Create a new document level detector
Document-level detectors apply to the document as a whole and do not locally identify or highlight individual pieces of PI. Because they are looking for whole documents rather than individual pieces of PI, document-level detectors do not accept regular expressions or local keywords. Only global keywords and global blocklist keywords are used to configure document-level detectors. While document-level detectors appear in the detector list on the Detectors and Tags tab, you must create them from the Document Categories tab.
- From Project Settings, navigate to the Document Categories tab.
- Click the New button at the top left corner of the page.
- Give the detector a Name and Description.
- Click Save.
- Click on the Keywords tab.
- Click New Keyword.
- Add a new Keyword in the Keyword Term text box.
- Specify a Type for the keyword.
- Global: A global keyword term is a term that must appear somewhere in the body of the document. If a global keyword is not found in the document, the classifier will not be applied to a document.

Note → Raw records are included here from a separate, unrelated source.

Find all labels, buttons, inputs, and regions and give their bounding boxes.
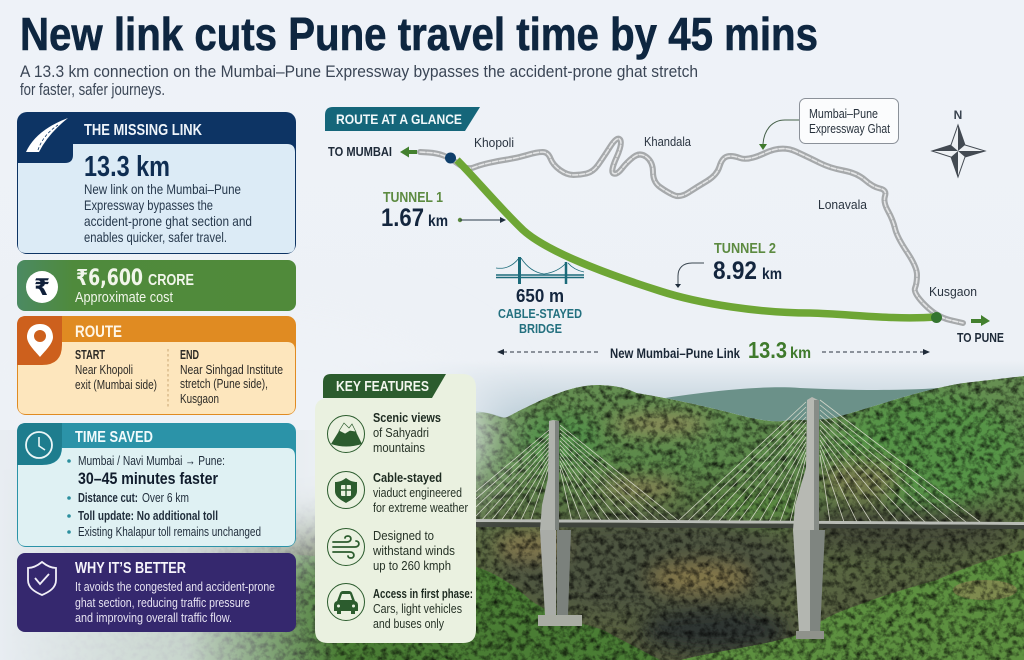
icon: clock (26, 432, 52, 458)
label: tunnel 2 (675, 241, 782, 288)
callout: expressway ghat (759, 98, 898, 150)
new link route (457, 160, 937, 318)
icon: rupee: ₹ (34, 275, 50, 301)
label: tunnel 2: TUNNEL 2 (714, 241, 776, 257)
subtitle: for faster, safer journeys. (20, 80, 165, 99)
map: route at a glance (325, 98, 1004, 363)
route start: exit (Mumbai side) (75, 377, 157, 392)
panel: key features (315, 374, 476, 643)
expressway ghat road (420, 139, 963, 323)
time saved list: Distance cut: (78, 490, 138, 505)
heading tag: ROUTE AT A GLANCE (336, 111, 462, 127)
route end (180, 347, 283, 406)
feature: cable-stayed viaduct (328, 470, 469, 515)
feature: wind resistance (328, 528, 455, 573)
heading tag (323, 374, 446, 398)
span label: new link length: 13.3 (748, 337, 787, 363)
icon: compass (932, 108, 985, 177)
stat: 13.3 km: 13.3 km (84, 151, 170, 183)
time saved list: Mumbai / Navi Mumbai → Pune: (78, 453, 225, 468)
heading tag (325, 107, 480, 131)
label: tunnel 2: km (762, 266, 782, 283)
time saved list: Over 6 km (142, 490, 189, 505)
feature: wind resistance: Designed to (373, 528, 434, 543)
photo: cable-stayed bridge over green mountains (36, 368, 1024, 660)
feature: scenic views (328, 410, 441, 455)
node: Khopoli (445, 152, 456, 164)
span label: new link length: km (790, 345, 811, 362)
heading: THE MISSING LINK (84, 122, 203, 139)
cable-stayed bridge label and icon: 650 m (516, 286, 564, 306)
feature: wind resistance: up to 260 kmph (373, 558, 451, 573)
route end: Kusgaon (180, 391, 219, 406)
panel: why it's better (17, 553, 296, 632)
feature: access in first phase (328, 584, 473, 631)
description: accident-prone ghat section and (84, 213, 252, 229)
bridge deck (470, 519, 1024, 529)
span label: new link length (497, 337, 930, 363)
callout: expressway ghat: Expressway Ghat (809, 122, 890, 136)
label: tunnel 2: 8.92 (713, 257, 757, 285)
stat: cost (75, 266, 194, 306)
feature: scenic views: mountains (373, 440, 425, 455)
time saved list: 30–45 minutes faster (78, 469, 218, 488)
stat: cost: Approximate cost (75, 290, 173, 306)
feature: scenic views: of Sahyadri (373, 425, 429, 440)
icon: location pin (27, 324, 53, 357)
subtitle (20, 62, 698, 99)
place names (474, 134, 977, 299)
subtitle: A 13.3 km connection on the Mumbai–Pune Expressway bypasses the accident-prone ghat stretch (20, 62, 698, 81)
heading tag: KEY FEATURES (336, 379, 429, 395)
panel: time saved (17, 423, 296, 547)
icon: rupee (26, 271, 58, 303)
panel: route (17, 316, 296, 415)
feature: access in first phase: Access in first phase: (373, 586, 473, 601)
route end: stretch (Pune side), (180, 376, 268, 391)
description: Expressway bypasses the (84, 197, 213, 213)
left fog (0, 310, 490, 550)
left fade (0, 430, 340, 660)
panel: cost (17, 260, 296, 311)
feature: access in first phase: Cars, light vehicles (373, 601, 462, 616)
stat: cost: CRORE (148, 272, 194, 289)
heading: TIME SAVED (75, 429, 153, 446)
feature: cable-stayed viaduct: viaduct engineered (373, 485, 462, 500)
bridge cables (440, 400, 980, 522)
route start (75, 347, 157, 392)
left pylon (538, 420, 582, 626)
label: tunnel 1: km (428, 213, 448, 230)
description: and improving overall traffic flow. (75, 610, 232, 625)
route end: Near Sinhgad Institute (180, 362, 283, 377)
label: to Mumbai: TO MUMBAI (328, 145, 392, 159)
stat: cost: ₹6,600 (76, 266, 143, 291)
label: to Pune: TO PUNE (957, 331, 1004, 345)
label: tunnel 1: TUNNEL 1 (383, 190, 443, 206)
label: to Pune (957, 315, 1004, 345)
place names: Kusgaon (929, 284, 977, 299)
feature: cable-stayed viaduct: for extreme weather (373, 500, 469, 515)
place names: Khandala (644, 134, 692, 149)
description: New link on the Mumbai–Pune (84, 181, 241, 197)
description (84, 181, 252, 245)
time saved list: Toll update: No additional toll (78, 508, 218, 523)
route start: Near Khopoli (75, 362, 133, 377)
label: tunnel 1: 1.67 (381, 204, 424, 232)
place names: Lonavala (818, 197, 868, 212)
description: enables quicker, safer travel. (84, 229, 227, 245)
right pylon (793, 397, 825, 639)
span label: new link length: New Mumbai–Pune Link (610, 346, 740, 361)
node: Kusgaon (931, 312, 942, 323)
cable-stayed bridge label and icon (496, 257, 584, 336)
feature: access in first phase: and buses only (373, 616, 444, 631)
cable-stayed bridge label and icon: CABLE-STAYED (498, 306, 582, 321)
icon: compass: N (954, 108, 962, 122)
heading: ROUTE (75, 322, 122, 341)
title: New link cuts Pune travel time by 45 mins (20, 8, 818, 60)
description: It avoids the congested and accident-prone (75, 579, 275, 594)
heading: WHY IT’S BETTER (75, 560, 186, 577)
feature: cable-stayed viaduct: Cable-stayed (373, 470, 442, 485)
route end: END (180, 347, 199, 362)
cable-stayed bridge label and icon: BRIDGE (519, 321, 562, 336)
time saved list: Existing Khalapur toll remains unchanged (78, 524, 261, 539)
callout: expressway ghat: Mumbai–Pune (809, 107, 878, 121)
label: tunnel 1 (381, 190, 506, 232)
description: ghat section, reducing traffic pressure (75, 595, 250, 610)
feature: wind resistance: withstand winds (372, 543, 455, 558)
description (75, 579, 275, 625)
place names: Khopoli (474, 135, 514, 150)
icon: road (26, 118, 68, 152)
feature: scenic views: Scenic views (373, 410, 441, 425)
time saved list (67, 453, 261, 539)
panel: the missing link (17, 112, 296, 254)
route start: START (75, 347, 105, 362)
icon: shield check (28, 562, 56, 595)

- Global Blocklist: A global blocklist term is a term that must not appear anywhere in the body of the document. If a global blocklist term is found in the document, the classifier will not be applied to a document.
- Test the keyword. For more information on how to test RegExes and keywords, see Testing RegExes and keywords.
- Click Save.
- Repeat steps 3-10 as necessary.
- Navigate to the Settings tab for the detector. Click Save.Note: For updates to a detector to be incorporated the next time you run Incorporate Feedback, you must save the entire detector.
Testing RegExes and keywords
Before adding a new regular expression or keyword to a detector, or while editing an existing one, you can test the regex or keyword using a test string.
To test a regEx or keyword:
- After adding or editing a detector, select Test String from the Testing Options drop down.
- Copy and paste a test string containing the information to capture.
- Test information that should not be captured to be sure that the regEx or keyword is only capturing intended information.
- The Match Information box will display the result.
- No matches found if the regEx/keyword did not pick up the information or
- Detected PI 0: [information that has been detected] if there is a match.
Frequently asked questions
RegEx is a string of characters that represents a pattern. You can use RegEx to search for text that matches these patterns. For example, to detect Employee ID’s that consist of 2 capital letters followed by 5 digits, you could create the following custom detector using the expression: \b([A-Z]{2}[\d]{5})\b
Where:
- \b represents a word boundary
- [A-Z]{2} represents two capitalized letters in the range A to Z
- [\d]{5} represents 5 digits
- The parentheses ( ) are put around the token we want to capture as the ID
Example scenario
For a particular project, it may be important to identify Employee ID’s. Employee ID is not an out of the box detector, so building a custom detector is required.
Employee ID’s look like the following:
- N68020KL
- E93400PE
In other words, they are all in the form of one capital letter followed by 5 digits, followed by two more capital letters.
Then, the corresponding regex would be: [A-Z]\d{5}[A-Z]{2}
Following the steps described in “Testing RegExes and Keywords,” you can use the interface to test whether this regex works:
In the box in the bottom right-hand corner, the text says:
- Detected PI 0:
- N68020KL
This indicates that the regex successfully recognizes Employee ID’s.
RegEx recommendations
- Avoid the * character when creating regexes, as they can result in performance issues.
- Data Breach Response uses the Java 8 version of regexes.